Acute Liver Failure in a 64-Year-Old Man

Gregory Taylor, DO; Adam M. Vieder, DO


March 29, 2019


The patient in this case reportedly ingested 50 tablets of hydrocodone/acetaminophen (10-325 mg; 16.2 g of acetaminophen) approximately 6 hours before arrival at the initial outside hospital. Acetaminophen overdose accounts for approximately 50% of overdose-related liver failure cases and as many as 20% of all liver transplants, and acetaminophen is one of the most common pharmaceutical agents to cause drug-induced liver injury.[1]

Acetaminophen is considered the most widely utilized antipyretic and analgesic in the United States. The US Food and Drug Administration (FDA) advertises that up to 4000 mg of acetaminophen within a 24-hour period is safe, without toxic effects.[1] Toxic ingestions that result in liver failure usually exceed 150 mg/kg as a single dose. The patient in this case ingested beyond this toxic dose. Various risk prediction tools, including a paracetamol-aminotransferase multiplication product, are available to help identify patients who are likely to develop hepatotoxicity.[2]

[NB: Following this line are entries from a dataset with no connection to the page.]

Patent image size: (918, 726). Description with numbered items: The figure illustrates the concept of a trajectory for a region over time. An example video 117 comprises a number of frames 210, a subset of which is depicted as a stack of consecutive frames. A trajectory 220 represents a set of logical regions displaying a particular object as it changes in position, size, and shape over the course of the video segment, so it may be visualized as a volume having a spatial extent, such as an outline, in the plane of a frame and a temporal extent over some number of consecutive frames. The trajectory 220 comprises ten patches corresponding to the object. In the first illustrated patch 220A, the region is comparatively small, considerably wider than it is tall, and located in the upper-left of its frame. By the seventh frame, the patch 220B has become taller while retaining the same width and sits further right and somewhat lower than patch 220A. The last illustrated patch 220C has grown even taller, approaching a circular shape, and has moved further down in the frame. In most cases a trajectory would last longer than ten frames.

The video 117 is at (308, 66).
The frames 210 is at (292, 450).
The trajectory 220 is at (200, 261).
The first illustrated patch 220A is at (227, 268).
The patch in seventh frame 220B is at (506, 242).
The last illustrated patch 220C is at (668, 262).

Acetaminophen metabolism involves conjugation pathways to nontoxic metabolites, using a process called sulfation and glucuronidation, in addition to the cytochrome P450 CYP2E1 through the liver, forming a potentially toxic metabolite called NAPQ1. The body uses glutathione to convert NAPQ1 into nontoxic metabolites. However, with significant overdoses, the regular metabolic pathways are overwhelmed, glutathione stores are depleted, and NAPQ1 accumulates. The result is necrosis of the hepatocytes and fulminant liver failure.[3] Many patients may present with nonspecific symptoms (malaise, fatigue, abdominal pain, nausea/vomiting) similar to those of a viral syndrome at first.[1]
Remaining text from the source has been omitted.